Serving Deployment¶
This page covers the serving-specific deployment structure: runtime components, configuration, model loading, and current operational state.
For the full physical topology and traffic routing, see Architecture: Deployment View.
Serving components¶
All serving components run in the soccer-api Kubernetes namespace
on the single-node healserver cluster.
| Component | Role | Current state |
|---|---|---|
FastAPI (worker-api pod) |
HTTP inference service | 2 pods via Deployment |
celery-worker-ml |
Executes predict_match tasks from the ml queue |
2 pods via Deployment |
| RabbitMQ | Message broker for Celery task queues | Single broker pod |
| Redis | Prediction cache + Celery result backend | Single pod |
| Helm chart | All of the above managed via k8s/helm/soccer-api/ |
Parameterized |
| HPA | Horizontal pod autoscaler | Deployed (queue-depth signal) |
Traffic path¶
Internet
→ host-level Nginx (TLS termination, port 443)
→ K8s NodePort 31390
→ Nginx Ingress Controller (ingress-nginx namespace)

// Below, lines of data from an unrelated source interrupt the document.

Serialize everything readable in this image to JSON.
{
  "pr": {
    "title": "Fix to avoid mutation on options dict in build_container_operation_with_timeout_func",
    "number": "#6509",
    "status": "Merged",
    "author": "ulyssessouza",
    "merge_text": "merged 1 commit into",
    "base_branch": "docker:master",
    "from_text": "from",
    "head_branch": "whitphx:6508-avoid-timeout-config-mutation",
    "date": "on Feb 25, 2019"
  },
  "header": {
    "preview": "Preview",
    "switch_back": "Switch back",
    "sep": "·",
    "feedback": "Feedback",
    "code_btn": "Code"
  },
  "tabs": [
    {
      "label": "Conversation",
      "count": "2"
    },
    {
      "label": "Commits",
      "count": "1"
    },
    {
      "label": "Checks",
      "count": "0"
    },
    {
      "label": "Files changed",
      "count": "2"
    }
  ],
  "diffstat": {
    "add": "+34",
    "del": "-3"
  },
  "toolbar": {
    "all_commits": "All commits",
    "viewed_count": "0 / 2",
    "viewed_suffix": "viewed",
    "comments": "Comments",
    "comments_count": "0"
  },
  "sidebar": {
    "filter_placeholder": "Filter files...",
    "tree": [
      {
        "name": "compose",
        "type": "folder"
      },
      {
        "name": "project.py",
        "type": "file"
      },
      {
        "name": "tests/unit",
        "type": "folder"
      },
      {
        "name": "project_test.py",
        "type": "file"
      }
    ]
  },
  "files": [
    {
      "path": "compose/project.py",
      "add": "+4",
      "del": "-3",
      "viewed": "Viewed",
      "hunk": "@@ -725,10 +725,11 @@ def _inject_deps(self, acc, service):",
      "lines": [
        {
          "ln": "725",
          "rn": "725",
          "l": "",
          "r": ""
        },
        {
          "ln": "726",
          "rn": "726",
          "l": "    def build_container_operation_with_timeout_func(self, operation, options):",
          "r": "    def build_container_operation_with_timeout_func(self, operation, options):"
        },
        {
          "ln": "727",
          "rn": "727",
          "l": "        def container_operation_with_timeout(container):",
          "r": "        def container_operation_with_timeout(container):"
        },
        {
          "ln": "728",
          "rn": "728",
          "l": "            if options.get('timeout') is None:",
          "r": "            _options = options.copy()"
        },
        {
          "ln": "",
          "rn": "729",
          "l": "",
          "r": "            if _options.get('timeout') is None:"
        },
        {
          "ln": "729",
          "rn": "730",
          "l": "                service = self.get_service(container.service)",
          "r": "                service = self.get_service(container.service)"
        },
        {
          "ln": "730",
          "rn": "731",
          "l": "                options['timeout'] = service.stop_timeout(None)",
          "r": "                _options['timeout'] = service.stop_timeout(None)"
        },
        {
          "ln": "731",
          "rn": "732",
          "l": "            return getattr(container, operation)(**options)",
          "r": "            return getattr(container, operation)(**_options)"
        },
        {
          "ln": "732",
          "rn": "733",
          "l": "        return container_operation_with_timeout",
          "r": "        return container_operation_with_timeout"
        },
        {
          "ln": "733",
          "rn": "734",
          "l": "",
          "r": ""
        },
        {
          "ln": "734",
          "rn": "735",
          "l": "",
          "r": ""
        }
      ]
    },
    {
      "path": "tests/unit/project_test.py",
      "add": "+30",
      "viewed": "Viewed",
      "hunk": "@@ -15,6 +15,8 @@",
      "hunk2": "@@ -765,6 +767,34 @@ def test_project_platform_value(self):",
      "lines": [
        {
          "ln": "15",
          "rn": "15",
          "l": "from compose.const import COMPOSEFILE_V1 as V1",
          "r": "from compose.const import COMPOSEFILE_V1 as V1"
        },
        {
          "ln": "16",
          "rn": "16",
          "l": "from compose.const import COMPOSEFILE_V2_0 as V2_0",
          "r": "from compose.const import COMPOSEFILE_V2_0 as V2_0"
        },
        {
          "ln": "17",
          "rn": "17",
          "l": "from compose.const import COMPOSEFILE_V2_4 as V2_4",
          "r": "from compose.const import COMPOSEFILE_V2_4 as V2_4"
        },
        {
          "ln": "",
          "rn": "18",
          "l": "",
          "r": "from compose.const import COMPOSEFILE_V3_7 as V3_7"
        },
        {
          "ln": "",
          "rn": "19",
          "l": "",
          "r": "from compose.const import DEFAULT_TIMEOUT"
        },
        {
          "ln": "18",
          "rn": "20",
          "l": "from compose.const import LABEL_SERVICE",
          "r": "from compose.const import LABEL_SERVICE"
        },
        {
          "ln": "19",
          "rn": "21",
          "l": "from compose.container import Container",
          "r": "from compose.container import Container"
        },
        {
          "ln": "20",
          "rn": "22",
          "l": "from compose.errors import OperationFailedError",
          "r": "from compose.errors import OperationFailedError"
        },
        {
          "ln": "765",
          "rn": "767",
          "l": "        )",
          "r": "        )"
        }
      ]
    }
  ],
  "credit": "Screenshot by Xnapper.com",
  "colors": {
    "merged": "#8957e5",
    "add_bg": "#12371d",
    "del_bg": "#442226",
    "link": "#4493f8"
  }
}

→ FastAPI service (soccer-api namespace)
→ RabbitMQ → celery-worker-ml
The Streamlit UI (external VPS time2bet.ru) also routes prediction requests
through this path over public HTTPS.
Configuration and secrets¶
Runtime configuration is provided via:
- Helm values (
k8s/helm/soccer-api/values.yaml) - Kubernetes ConfigMaps (non-sensitive settings)
- Kubernetes Secrets (credentials, decrypted from SOPS-encrypted
values-*.enc.yamlat deploy time)
No secrets are baked into Docker images. The age private key used for SOPS decryption
is stored as a protected CI variable.
Model loading¶
PredictionService in src/app/services/predict.py loads the model lazily
on first inference request in each worker process:
model_nameandstagecome from application settings (settings.mlflow.*) for the serving layer. The pipeline registers the model using values fromparams.yaml → register_model.*.- The model is loaded once per
celery-worker-mlprocess via theworker_process_initsignal. - Subsequent tasks within the same worker process reuse the loaded model — no per-request reload.
- If the MLflow Registry is unreachable at load time, the worker fails to start and the pod restarts.
The model serving any request is always a registered MLflow artifact. No local file paths are used. See ML: Model Registry.
Current vs target scaling¶
| Aspect | Current state | Notes |
|---|---|---|
| API pods | 2 (Deployment) | HPA deployed; scales on request load |
| ML worker pods | 2 (Deployment) | HPA scales on queue depth |
| RabbitMQ | Single broker, no clustering | Single point of failure for inference path |
| Redis | Single pod | Cache miss on pod restart; inference continues |
| Node | Single-node K8s | Node failure = full service outage |
The single-node, single-broker constraints are documented tradeoffs for portfolio scope. See Architecture: Deployment View.
Rollback¶
Model-level rollback: update the Production alias in the MLflow Registry to the previous version.
Running workers detect the alias change on next process startup.
Helm-level rollback: helm rollback soccer-api <revision> — restores the previous
Kubernetes resource state including image tags and config.